You all are so fast! Yes, indeed we are in Pontoon, and some people have started translations.

But, this is still very “Beta.” We will need to make some site changes before we launch multi-language (like a way to select your language for instance). So translating now won’t be the final step. It’s just a way to get ahead of the game.

As to collecting sentences. We are starting to put together a guide for how to do this properly. Expect that in the next month or so. Here is a list of starting questions we are asking ourselves:

2 Likes

Hi @mhenretty,

are those questions discussed somwhere?

Can you explain as well how this is linked to the internationalisation of the website? it seems to be general questions that need to be answered for an english corpus as well so don’t exactly understand why it need to be answered prior to collect data.

1 Like

I think the link is that this has been (at least partially) solved already for English, while it needs to be taken care of by community for their own languages, and it is a very important part of the work.

@lissyx as a newbie as to the mozilla comunity work… do you have pointers as to where to go or where to ask as to helping the community take care of this…?

This is exactly what we are working on right now, and we were discussing with @hellosct1 yesterday: we need a place to take care of all of that :slight_smile:

Great! if you find a place… please tell me.
I look forward to it.

@Gman We have been starting to set things up here: https://github.com/mozfr/besogne/wiki/Common-Voice-fr

1 Like

Hello @mhenretty and lissyx,

I would like to work on setting things for CommonVoice for other languages than English.

In particular, French and German are of interest to me.

It seems that for French… you and others are starting fine.

Is it possible to have something like:

https://voice.mozilla.org/de/
https://voice.mozilla.org/fr/
?

which then displays the content in the corresponding language so that the data can be stored in the corresponding language.

Hi @jtane,

Thanks for your interest. Indeed this is exactly what we are working on, and we already have some of this work set on our staging site:

But the biggest missing piece is collecting sentences for people to read in the new languages. I’m working on some guides for doing this now, but it will probably take a few more weeks before that’s ready. Stay tuned for that!

1 Like

Great. As I see we need examples of phrases to be spoken.

Is there already a pool of example for the different languages ?

we only have english for now, but here are some topics we are considering:

So after I looked at the github repo for voice-web and understood how it works.

  1. How does a language team provides you with data ?
  2. How is this data to be shared. Which data is preferred for this?
    3 where does the discussion on the diverse topics you mentioned occur?
    4 One thing I noticed is that in the list of accents there are not native speakers… is it not a good idea to add an entry “non native speaker”
    5 I had the impression that the accent information was not provided in the feedback data, wouldn’t it be a good idea ?

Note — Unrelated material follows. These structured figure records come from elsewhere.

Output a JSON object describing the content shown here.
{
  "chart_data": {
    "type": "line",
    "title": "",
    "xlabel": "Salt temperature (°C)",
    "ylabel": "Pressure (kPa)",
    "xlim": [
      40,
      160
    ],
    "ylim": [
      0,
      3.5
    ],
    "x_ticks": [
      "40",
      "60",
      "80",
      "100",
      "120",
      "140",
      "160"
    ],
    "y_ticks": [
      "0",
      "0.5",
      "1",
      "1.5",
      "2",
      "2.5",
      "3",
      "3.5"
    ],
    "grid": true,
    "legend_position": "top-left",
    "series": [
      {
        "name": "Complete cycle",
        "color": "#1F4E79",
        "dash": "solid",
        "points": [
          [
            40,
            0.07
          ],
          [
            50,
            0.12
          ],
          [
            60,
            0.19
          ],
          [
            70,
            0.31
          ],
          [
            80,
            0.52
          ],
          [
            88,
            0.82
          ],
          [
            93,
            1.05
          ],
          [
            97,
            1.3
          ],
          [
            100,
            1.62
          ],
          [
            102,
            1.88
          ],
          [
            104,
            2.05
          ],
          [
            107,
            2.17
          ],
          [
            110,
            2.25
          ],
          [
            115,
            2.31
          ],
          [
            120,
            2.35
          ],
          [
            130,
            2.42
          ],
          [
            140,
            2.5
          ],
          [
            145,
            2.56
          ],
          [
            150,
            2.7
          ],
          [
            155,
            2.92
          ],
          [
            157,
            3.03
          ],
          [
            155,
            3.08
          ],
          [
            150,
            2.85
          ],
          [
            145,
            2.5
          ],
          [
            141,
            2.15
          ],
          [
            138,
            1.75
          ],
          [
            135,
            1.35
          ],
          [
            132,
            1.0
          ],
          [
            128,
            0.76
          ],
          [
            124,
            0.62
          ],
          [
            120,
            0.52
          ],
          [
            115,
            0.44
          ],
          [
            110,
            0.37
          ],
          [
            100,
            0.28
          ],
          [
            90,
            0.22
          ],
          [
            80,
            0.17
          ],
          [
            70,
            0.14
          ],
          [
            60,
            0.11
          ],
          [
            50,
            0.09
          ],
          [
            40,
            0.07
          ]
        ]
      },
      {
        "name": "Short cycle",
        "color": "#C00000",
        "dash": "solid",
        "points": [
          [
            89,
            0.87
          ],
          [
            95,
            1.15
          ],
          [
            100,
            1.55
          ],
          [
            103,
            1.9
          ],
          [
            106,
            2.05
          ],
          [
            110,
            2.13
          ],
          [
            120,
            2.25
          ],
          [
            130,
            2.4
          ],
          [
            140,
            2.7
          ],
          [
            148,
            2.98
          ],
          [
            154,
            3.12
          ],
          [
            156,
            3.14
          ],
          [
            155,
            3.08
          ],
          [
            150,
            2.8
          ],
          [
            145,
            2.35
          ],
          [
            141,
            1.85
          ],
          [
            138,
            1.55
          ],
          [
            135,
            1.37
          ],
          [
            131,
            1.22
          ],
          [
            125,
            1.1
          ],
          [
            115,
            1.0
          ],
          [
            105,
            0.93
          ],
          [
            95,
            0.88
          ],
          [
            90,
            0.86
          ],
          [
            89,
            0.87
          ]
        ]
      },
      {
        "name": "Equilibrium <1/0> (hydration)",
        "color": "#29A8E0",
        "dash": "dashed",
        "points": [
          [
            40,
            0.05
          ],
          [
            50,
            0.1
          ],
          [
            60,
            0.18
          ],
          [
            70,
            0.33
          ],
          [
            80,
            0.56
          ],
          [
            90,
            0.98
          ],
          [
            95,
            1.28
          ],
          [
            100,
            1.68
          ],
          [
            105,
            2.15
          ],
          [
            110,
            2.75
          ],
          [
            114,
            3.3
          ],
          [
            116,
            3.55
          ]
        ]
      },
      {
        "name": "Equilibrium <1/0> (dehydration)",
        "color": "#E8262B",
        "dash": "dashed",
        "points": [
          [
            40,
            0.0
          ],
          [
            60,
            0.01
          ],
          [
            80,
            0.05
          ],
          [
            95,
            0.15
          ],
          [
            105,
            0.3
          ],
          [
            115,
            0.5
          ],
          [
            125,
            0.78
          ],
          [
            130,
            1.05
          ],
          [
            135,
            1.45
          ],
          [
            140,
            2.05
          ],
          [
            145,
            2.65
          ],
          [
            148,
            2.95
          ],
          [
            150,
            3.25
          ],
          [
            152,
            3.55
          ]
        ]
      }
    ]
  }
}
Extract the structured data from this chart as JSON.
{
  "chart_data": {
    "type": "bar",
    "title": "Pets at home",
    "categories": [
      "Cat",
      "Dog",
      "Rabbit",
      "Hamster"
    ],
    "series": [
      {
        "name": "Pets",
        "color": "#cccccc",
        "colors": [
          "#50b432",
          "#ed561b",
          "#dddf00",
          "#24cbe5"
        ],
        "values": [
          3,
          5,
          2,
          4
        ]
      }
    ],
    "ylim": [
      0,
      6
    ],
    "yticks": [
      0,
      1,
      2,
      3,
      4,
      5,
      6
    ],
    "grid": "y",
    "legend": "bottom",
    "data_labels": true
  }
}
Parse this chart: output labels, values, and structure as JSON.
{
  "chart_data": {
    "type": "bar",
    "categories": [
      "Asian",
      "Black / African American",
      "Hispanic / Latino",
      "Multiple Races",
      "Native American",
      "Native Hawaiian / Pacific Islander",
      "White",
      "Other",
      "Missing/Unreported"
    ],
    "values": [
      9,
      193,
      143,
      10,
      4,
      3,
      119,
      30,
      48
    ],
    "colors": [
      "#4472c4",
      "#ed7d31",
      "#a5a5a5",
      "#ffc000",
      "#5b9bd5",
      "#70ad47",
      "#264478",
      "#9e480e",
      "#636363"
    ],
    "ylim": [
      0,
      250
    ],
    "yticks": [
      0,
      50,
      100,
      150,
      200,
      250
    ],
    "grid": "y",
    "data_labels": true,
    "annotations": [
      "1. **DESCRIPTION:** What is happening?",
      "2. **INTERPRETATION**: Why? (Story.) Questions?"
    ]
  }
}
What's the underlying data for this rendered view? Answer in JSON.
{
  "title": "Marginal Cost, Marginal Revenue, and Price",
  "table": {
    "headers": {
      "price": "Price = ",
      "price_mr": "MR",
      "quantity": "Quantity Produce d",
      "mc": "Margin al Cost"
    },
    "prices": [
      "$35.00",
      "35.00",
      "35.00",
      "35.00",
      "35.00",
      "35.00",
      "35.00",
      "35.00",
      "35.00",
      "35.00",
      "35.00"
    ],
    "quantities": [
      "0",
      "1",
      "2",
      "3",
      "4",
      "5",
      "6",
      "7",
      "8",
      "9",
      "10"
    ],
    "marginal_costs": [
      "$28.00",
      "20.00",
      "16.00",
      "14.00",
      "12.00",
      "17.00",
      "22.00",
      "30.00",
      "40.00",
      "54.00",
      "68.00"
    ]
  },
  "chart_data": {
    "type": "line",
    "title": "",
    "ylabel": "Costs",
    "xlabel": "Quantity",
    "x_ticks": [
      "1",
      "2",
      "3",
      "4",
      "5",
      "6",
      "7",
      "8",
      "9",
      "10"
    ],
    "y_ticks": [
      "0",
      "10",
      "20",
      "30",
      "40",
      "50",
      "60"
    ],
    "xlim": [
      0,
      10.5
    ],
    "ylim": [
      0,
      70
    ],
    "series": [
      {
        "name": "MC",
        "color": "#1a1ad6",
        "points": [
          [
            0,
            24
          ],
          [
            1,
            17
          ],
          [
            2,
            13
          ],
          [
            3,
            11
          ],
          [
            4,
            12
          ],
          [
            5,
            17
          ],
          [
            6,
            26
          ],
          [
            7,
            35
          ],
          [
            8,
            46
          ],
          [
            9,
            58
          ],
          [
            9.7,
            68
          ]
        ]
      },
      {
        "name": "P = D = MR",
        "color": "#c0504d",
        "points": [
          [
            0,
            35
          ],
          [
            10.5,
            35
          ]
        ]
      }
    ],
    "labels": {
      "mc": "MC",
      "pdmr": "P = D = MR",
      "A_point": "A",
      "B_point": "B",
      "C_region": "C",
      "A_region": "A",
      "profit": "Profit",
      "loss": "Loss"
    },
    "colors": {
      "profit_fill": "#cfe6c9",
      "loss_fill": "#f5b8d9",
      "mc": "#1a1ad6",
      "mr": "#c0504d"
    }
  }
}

Which data are you referring to, sentences to be read? If so, any format works really. An email or pastebin, or github gist. It doesn’t matter.

See above.

I’m not sure what you mean by diverse topics, but this is a good place for discussions.

see https://github.com/mozilla/voice-web/issues/242

Not sure what you are asking here, but accent is definitely in the final download package.

Hello @lissyx,

I finally had th tim to take a look. Looks like things are progressing well!
Thanks for the wiki…but I don’t have a smartphon so can’t get to telegram :frowning:

Is there any other way to coordinate and help?

You should be able to join Telegram as long as you have just a phone number, no smartphone is required, just the web version: https://web.telegram.org/